The sad news came with an announcement from Home Secretary David Blunkett that the government plans to crack down on binge drinking and the resulting mess and violence.
Happy Hour, despite being a popular character in pubs and bars, is seen a prime instigator of all manner of drunk and disorderly behaviour.

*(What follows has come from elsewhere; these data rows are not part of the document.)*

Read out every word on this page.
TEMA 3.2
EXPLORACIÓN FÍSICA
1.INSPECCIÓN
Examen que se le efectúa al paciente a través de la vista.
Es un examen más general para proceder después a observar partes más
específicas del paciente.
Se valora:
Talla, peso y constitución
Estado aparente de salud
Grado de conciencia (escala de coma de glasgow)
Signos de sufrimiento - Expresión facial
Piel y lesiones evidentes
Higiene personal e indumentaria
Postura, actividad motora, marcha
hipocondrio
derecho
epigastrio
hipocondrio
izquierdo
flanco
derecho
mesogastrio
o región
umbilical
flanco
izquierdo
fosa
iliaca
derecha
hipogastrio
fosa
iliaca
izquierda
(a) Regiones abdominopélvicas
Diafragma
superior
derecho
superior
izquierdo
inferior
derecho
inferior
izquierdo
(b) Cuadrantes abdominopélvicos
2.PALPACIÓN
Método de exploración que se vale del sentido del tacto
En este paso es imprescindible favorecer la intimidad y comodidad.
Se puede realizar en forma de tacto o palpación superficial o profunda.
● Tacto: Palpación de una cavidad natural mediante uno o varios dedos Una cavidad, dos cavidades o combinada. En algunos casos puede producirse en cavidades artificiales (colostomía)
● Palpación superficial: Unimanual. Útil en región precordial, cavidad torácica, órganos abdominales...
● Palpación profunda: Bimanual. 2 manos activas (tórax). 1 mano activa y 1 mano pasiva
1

It is this which has made it unpopular with authority figures, but a favourite with hard-drinking lads and ladettes.
Mr Blunkett hopes its demise will free town centres of the tired and emotional gangs of mini-skirted lasses and their staggering boyfriends who materialise soon after chucking-out time.
So troublesome are their lager and alcopop-fuelled antics that police and health authorities are keen to hasten the passing of Happy Hour and its disorderly offspring, Cheap Drinks Promotions.
Friends of the family might have seen the writing on the wall last summer when pub crawls were banned in the drinking establishments of Falaraki, the Greek resort favoured by young Brits on hedonistic holidays.
A further nail in Happy Hour's coffin is the imminent arrival of its controversial sibling, 24-hour Licensing Laws. For Britons' enthusiastic drinking habits mean that our towns ain't big enough for the both of them.
No flowers. Or toasts.
Send us your tributes, using the form below.
Absinthe makes the heart grow fonder.
Gary S Fletcher, UK
Don't go! I lub you-ooo. You're my very besht friend in the whooooole world...
Rest Gin Peace
Damon, London, UK
Goin' on up to the spirit in the sky.
Martin Stickley, England
Holding back the cheers...
Ric Hardacre, England
Tankards for the memories - or lack of.
Ed , UK
Beer today - gone tomorrow.
Lynne Holmes, UK
Happy Hour was never such
All you did was drink too much
Then stagger home and get depressed
So drinks all round, it's laid to rest.
Mike Yeaman, Newcastle upon Tyne
It's a real baby-sham(e).
David Cope, UK
My condolences to the beereaved.
Kelv, US (UK expat)
You were always there in my hour of need, between 5 and 6.
Once we got yards for under six quid. Now our quids are under six feet.